# 6"+ Gasketed sewer pipe SDR35 installation



## rusak (Sep 20, 2008)

Do you guys have any tricks on putting together Y and 1/8 bend. With 1 person on the job.


----------



## RealCraftsMan (Dec 27, 2011)

IN ground?


----------



## rusak (Sep 20, 2008)

RealCraftsMan said:


> IN ground?


Prefab combo above ground.


----------



## MarkToo (Dec 17, 2011)

rusak said:


> Do you guys have any tricks on putting together Y and 1/8 bend. With 1 person on the job.


On/In ground, I've had good luck using the blade of a spade shovel (back side) stuck in the ground and levered against the fitting to push them on.

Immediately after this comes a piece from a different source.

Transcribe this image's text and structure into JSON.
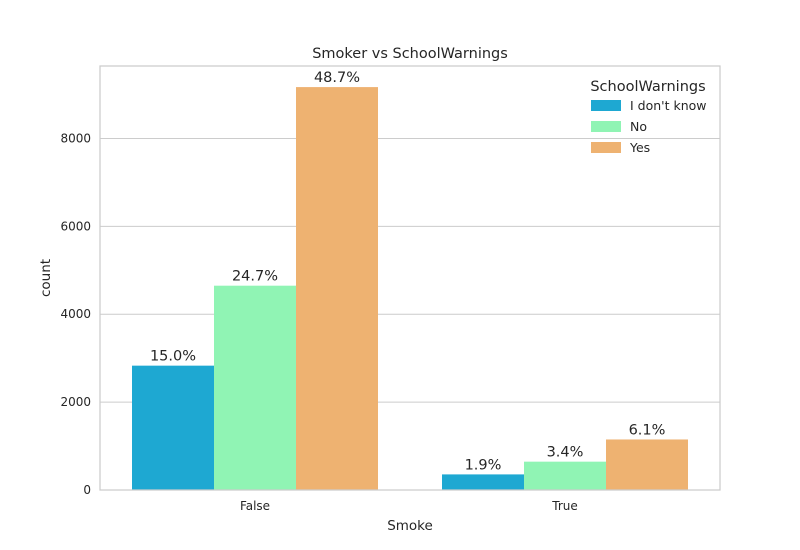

Make sure you like what you see before committing as getting them back off in place is difficult.


----------



## bulldozer (Jan 11, 2009)

We use a block of wood and a small sledge hammer. Make sure the fitting is lubed up and give it a good solid wack. Make sure the end of the pipe is beveled.


----------



## plbgbiz (Aug 27, 2010)

http://www.plumbersurplus.com/Prod/Wheeler-Rex-4012-Pipe-Puller/9843/Cat/642

http://www.reedmfgco.com/index.html?screen=bevelers


----------



## OldSchool (Jan 30, 2010)

bulldozer said:


> We use a block of wood and a small sledge hammer. Make sure the fitting is lubed up and give it a good solid wack. Make sure the end of the pipe is beveled.


That is what we do to

Block of wood and a sledge hanmer

Sent from my portable office....yes I am at work


----------



## rusak (Sep 20, 2008)

plbgbiz said:


> http://www.plumbersurplus.com/Prod/Wheeler-Rex-4012-Pipe-Puller/9843/Cat/642
> 
> http://www.reedmfgco.com/index.html?screen=bevelers


I work on 6"+ Gasketed pipe very rarely. I can't justify buying the pipe puller. To bevel the pipe I will use my grinder.


----------



## bulldozer (Jan 11, 2009)

If you have a stubborn fitting put some dawn dish soap or pipe lube on the gaskets and wrap a small choker chain around the pipe. Use a spud bar and the fitting should slide on.


----------



## SewerRat (Feb 26, 2011)

You HAVE to use pipe joint lubricant in the joints. I find that a liberal amount on the gasket is helpful, but even more important is getting a good coating of lube right on the bevel of the spigot end, then a little few inches back on the spigot. You can't have any dry spots on the bevel or the gasket or it will just want to stick. Once it's lubed correctly you can insert the spigot into the bell just barely enough to keep it lined up, then get back and on good push will usually pop it in. Or you can use the block and hammer method but still you should use lube on the joints. Most suppliers give it away free with your purchase of gasketed pipe.


----------